As Emily DiVito and Aaron Sojourner of the Roosevelt Institute point out, ANES data from late 2020 show “public feeling toward labor is more positive, and public feeling toward big business more negative, than at any time in five decades.”
From 1964, when ANES began collecting data, to 2012, public feeling toward unions and toward big business followed the same trend. The lines on the graph surge and dip together.
Since 2012, however, the sentiment gap has been growing, the two lines moving in opposite directions, even among Republicans. Today, as the ANES data show, the gap is as wide as ever and starkly so.
DiVito and Sojourner offer a host of explanations for the rise in union popularity – from the Fight for $15 movement to the presidential candidacies of Bernie Sanders and even the faux populism of Donald Trump.
It’s likely that the pandemic made Americans more aware of the benefits of unions, since unionized workers had safer workplaces and lost fewer jobs.
Moreover, good feeling toward unions is likely both reflected and encouraged by the presidency of Joe Biden, the most vocal pro-union president since Franklin Roosevelt. Vice President Kamala Harris chairs the president’s task force on strengthening unions, which kicked off last week.
Whatever the reason, it’s clear that American workers are recognizing the value of unions.
Life is better in a union. Union members make more money, have more reliable health care coverage and retire with financial security. Being in a union is also about respect for the work we do. It’s about being safe and protected on the job and having the resources and training to do our jobs well.
Although union popularity continues to rise, with more than half of Americans saying they would vote for a union at work, union membership continues to hold steady, with just 11% of American workers belonging to a union.

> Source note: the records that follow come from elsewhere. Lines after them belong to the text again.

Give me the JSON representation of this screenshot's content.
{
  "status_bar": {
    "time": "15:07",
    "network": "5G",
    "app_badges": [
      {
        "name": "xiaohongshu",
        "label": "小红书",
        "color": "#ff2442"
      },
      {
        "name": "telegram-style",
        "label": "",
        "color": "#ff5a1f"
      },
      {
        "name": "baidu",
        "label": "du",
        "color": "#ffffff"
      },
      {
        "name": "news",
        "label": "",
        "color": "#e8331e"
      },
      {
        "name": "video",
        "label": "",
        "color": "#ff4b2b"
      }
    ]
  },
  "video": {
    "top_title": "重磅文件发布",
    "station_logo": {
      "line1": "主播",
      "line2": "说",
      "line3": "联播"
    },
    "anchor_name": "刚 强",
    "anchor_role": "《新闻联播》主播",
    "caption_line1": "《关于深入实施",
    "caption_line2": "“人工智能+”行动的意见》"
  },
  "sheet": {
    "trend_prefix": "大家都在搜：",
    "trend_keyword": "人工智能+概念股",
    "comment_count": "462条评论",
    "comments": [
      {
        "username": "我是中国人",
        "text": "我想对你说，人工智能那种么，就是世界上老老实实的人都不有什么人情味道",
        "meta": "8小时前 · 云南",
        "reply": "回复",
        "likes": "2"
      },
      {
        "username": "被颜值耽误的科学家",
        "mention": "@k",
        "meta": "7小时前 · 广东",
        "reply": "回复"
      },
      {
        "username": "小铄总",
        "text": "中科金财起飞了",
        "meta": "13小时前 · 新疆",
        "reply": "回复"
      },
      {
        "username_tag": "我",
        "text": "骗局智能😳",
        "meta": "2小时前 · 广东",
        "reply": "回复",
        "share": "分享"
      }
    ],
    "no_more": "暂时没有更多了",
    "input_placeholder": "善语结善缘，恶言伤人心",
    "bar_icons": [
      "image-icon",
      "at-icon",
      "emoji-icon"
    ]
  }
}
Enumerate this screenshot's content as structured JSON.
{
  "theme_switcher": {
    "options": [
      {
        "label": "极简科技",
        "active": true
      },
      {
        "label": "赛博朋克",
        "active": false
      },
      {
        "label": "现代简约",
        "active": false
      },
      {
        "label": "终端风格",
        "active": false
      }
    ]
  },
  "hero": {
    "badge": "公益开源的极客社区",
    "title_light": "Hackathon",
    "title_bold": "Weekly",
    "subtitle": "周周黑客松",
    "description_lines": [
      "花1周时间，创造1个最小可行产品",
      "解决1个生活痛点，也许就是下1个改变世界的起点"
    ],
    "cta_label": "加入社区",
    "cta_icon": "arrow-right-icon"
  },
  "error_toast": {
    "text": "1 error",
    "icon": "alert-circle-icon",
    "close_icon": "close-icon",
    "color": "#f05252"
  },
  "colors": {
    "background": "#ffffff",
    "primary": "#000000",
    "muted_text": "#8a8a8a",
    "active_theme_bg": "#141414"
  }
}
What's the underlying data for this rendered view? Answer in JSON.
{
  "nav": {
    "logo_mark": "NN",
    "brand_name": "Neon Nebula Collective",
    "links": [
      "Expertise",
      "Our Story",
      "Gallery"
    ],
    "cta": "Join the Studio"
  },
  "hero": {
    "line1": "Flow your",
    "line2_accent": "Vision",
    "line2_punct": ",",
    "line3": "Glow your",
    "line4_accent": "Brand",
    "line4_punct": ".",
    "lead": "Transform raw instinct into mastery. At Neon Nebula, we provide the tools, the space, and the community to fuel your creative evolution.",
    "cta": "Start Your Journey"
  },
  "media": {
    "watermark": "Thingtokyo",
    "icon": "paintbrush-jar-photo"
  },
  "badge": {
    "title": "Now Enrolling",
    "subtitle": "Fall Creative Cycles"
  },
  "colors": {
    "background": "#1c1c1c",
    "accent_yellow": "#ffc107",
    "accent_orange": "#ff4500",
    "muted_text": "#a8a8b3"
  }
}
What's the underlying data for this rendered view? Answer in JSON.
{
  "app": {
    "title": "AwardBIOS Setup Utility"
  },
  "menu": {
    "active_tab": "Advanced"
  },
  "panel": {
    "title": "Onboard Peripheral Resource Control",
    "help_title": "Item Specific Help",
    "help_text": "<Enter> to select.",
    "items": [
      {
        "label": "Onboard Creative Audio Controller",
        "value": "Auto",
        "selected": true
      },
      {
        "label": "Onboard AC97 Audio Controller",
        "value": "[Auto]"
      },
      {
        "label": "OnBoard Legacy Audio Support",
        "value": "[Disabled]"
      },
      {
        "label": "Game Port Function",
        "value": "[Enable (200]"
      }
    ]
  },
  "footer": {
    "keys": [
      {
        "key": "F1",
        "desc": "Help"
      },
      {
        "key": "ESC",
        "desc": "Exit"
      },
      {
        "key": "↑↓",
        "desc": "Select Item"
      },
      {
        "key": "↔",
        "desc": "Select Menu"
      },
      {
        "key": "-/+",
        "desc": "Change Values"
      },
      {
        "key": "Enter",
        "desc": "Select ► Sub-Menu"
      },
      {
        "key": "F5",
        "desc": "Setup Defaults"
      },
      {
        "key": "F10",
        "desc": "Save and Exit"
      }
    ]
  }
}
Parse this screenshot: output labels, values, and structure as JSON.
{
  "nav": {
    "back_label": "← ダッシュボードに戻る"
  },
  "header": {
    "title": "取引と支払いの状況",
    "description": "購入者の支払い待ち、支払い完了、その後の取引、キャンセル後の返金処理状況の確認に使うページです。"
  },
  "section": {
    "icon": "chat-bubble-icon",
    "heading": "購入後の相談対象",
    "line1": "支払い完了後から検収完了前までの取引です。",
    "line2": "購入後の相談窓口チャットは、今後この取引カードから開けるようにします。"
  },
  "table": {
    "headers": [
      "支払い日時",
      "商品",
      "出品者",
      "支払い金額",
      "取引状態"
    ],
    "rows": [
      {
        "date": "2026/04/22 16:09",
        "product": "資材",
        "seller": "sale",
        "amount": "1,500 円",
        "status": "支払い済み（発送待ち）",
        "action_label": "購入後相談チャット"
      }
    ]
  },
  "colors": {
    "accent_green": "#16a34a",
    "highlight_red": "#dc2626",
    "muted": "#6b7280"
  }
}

Current labor laws make it hard for workers to organize and easy for employers to threaten and intimidate them, as shown by the insurmountable obstacles faced by Amazon workers in their recent bid to form a union.
The federal government must make it easier, not harder, for workers in every industry to form strong unions. Employers should no longer be able to get away with crushing such efforts.
The Senate can begin by passing the House-approved Protecting the Right to Organize Act (PRO Act), which seeks to make it easier for workers to form strong unions by helping to unrig the system and punish employers who coerce and intimidate workers to prevent them from organizing.
Congress should also approve the Public Service Freedom to Negotiate Act, which would set a minimum nationwide standard of collective bargaining rights that all states must provide to state and local government workers.
American workers are ready to experience the union difference for themselves. We must listen to them.